New data released by vehicle history expert, Cartell.ie, has revealed a drop in the number of cars being sold with outstanding finance.
According to the company's figures, out of a sample of 5,906 vehicles offered for sale and checked using Cartell's website during the first eleven months of 2021, some 31 per cent of three-year-old vehicles were being sold with finance outstanding. This is down from 36 per cent the previous year.
Looking at one-year-old cars, the statistics revealed 31 per cent of vehicles in 2021 being sold with finance outstanding, also down from 34 per cent in 2020.
While the 2020 figures showed that 36 per cent of two-year-old cars, i.e., 2018 models, were being sold with outstanding finance, analysis of 2018 models sold in 2021 shows a fall to 33 per cent.
Though one-, two- and three-year-old cars are all exhibiting drops in the percentage being sold with finance outstanding, the same can't necessarily be said for older models. Some 15 per cent of six-year-old cars for sale in the first eleven months of 2021 had outstanding finance, the same percentage as for the same period the previous year. For seven-year-old vehicles, the figure actually rose in 2021 from 2020's 12.5 per cent to a figure of 13 per cent.
Why are the figures down?
Cartell is ascribing the drop in outstanding finance levels to several sources including, primarily, the pandemic and the post-Brexit sales landscape.
Overall, fewer new cars were sold for a number of reasons, not least because of the global semiconductor shortage that has limited the supply of new cars. As a result, people may be holding onto cars for longer due to stocking issues and the difficult in acquiring the right model of new car in their desired spec.
Thanks to the strong demand for used cars due to the shortage of new ones, values on trade-ins were and are higher meaning that less finance was required to bridge the gap between trade-ins and new cars. Another aspect to the inflated value of used cars was the drop-off in imports as a result of both changes to the VAT and VRT regimes here as well as the relative scarcity of good-value used cars on the UK market.
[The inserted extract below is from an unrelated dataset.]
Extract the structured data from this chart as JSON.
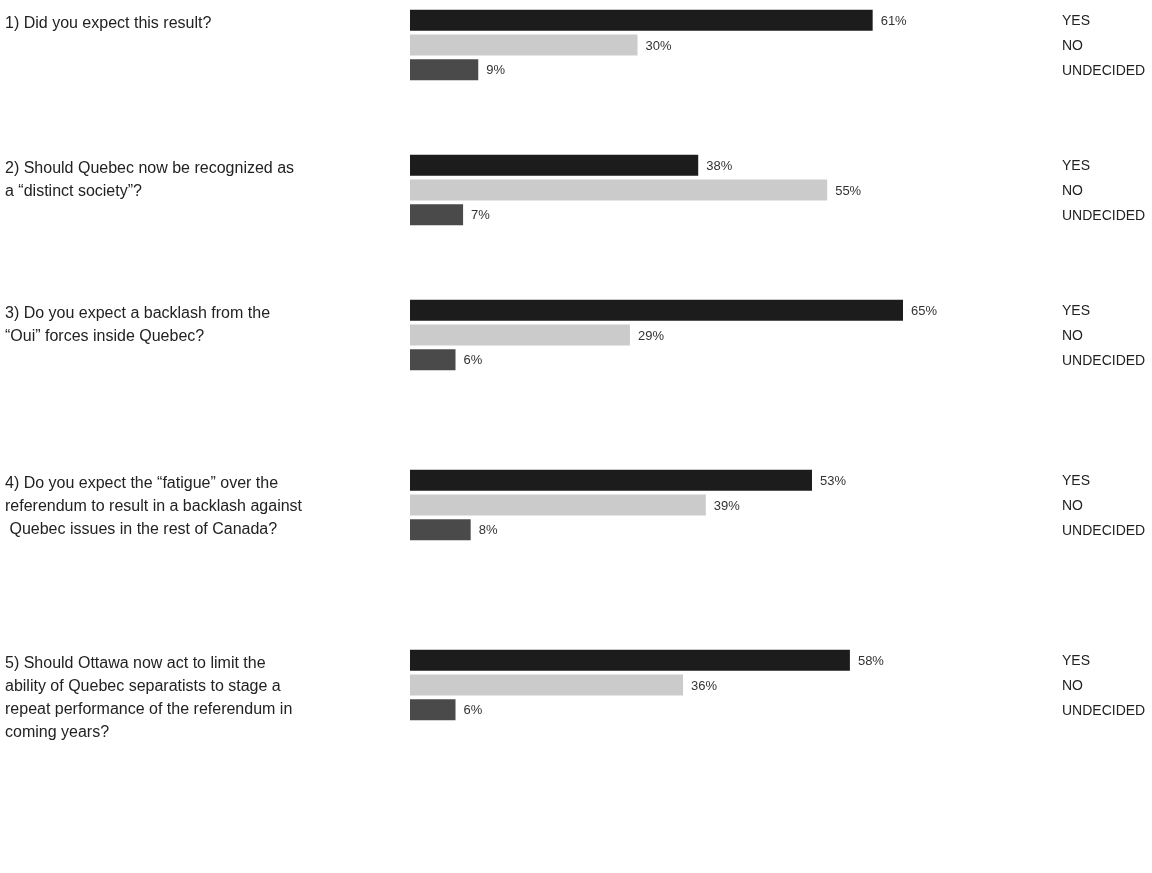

Because, as a result of Covid lockdowns, many people were able to make financial savings, there may, generally, have been less need for finance. With people working from home in 2021, a new car was likely not seen as the necessity it may have been. On the other side of the coin though, lenders, Cartell says, may have been reluctant to finance new car purchases by people whose jobs may not have been secure as a result of the pandemic.
With so many things depressing the car market in 2021, it's really no surprise that the level of financing and, thus, cars being sold with outstanding financing has fallen.
Comment
According to Cartell's innovation lead, Jeff Aherne:
"The overall percentages of vehicles offered for sale with finance outstanding in key registration years has fallen from 2020 levels. We saw this when we ran the figures in the middle of last year, and the trend consolidated throughout the remaining part of the year. As always buyers should continue to be cautious. Even taking six-year-old vehicles as an example, nearly one-in-six of those still return outstanding finance. The levels of finance, at the top of the market, despite the recent drop, are still high - 33 per cent of two-year-old vehicles last year are listed as having outstanding finance."
"Buyers are strongly advised," he said, "to be cautious in the market as you cannot take good title in the asset until the final payment has been paid to the financial institution. This means you may be buying a huge problem."